Comment font-ils ça ?

Les chercheurs pensent que les ours du Svalbard ont fait ce que font généralement les animaux affamés : ils se sont adaptés.

Cette adaptation semble notamment se traduire par une plus grande dépendance aux ressources alimentaires terrestres, comme les rennes et les morses, plutôt qu’aux seuls phoques. Les populations de morses, en particulier, se sont rétablies en Norvège grâce aux efforts de conservation mis en œuvre il y a plusieurs décennies, créant ainsi potentiellement une nouvelle source de nourriture riche en matières grasses.

Les scientifiques soupçonnent que les rennes et les morses contribuent pour le moment au régime alimentaire des ours, mais préviennent que cela pourrait ne pas être permanent.
Les scientifiques soupçonnent que les rennes et les morses contribuent pour le moment au régime alimentaire des ours, mais préviennent que cela pourrait ne pas être permanent.

Il existe également une possibilité, quelque peu contre-intuitive, en mer, selon les scientifiques.
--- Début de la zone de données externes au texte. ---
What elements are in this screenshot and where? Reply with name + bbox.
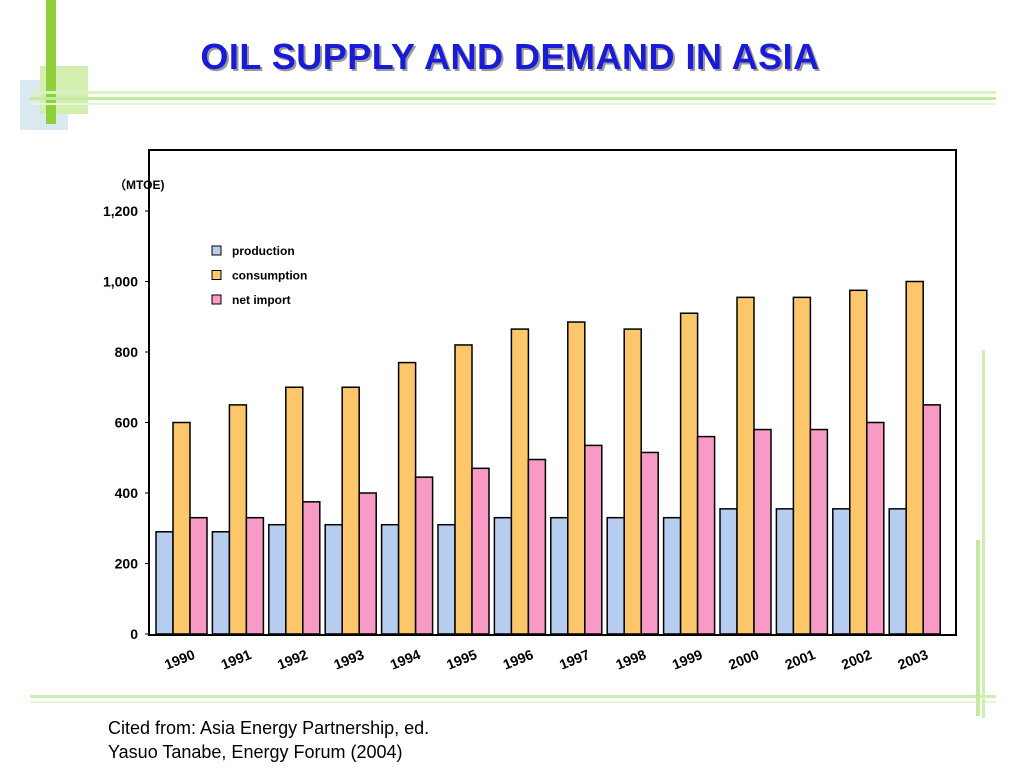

Si les phoques disposent de moins de glace pour se disperser, ils pourraient finir par se regrouper dans des zones plus restreintes, ce qui rendrait la chasse plus efficace – du moins tant qu'il reste suffisamment de glace pour que les ours puissent s'en servir comme plateforme.

La nouvelle étude suggère également que, malgré le réchauffement rapide de la mer de Barents et la fonte des glaces parmi les plus importantes au Svalbard, cette population n'a pas connu le déclin net et progressif auquel on aurait pu s'attendre.

Pourquoi cela pourrait ne pas durer

Malgré ces résultats, les auteurs de l'étude soulignent que les différentes populations d'ours polaires réagissent différemment et que des effets négatifs importants du rétrécissement de la banquise peuvent être observés dans de nombreux autres endroits.

À mesure que la banquise recule, les ours polaires doivent parcourir des distances toujours plus grandes pour atteindre leurs territoires de chasse, dépensant ainsi davantage d'énergie et risquant de ne pas pouvoir compenser leurs dépenses énergétiques, même avec une alimentation diversifiée.

Si la situation à court terme au Svalbard peut sembler étonnamment positive, la dépendance à long terme demeure inchangée : les ours polaires ont toujours besoin de la banquise pour survivre.

Référence de l'actualité :

État corporel des ours polaires du Svalbard (Ursus maritimus) pendant une période de fonte rapide de la banquise, publié sur BBC.co.uk, Janvier 2026.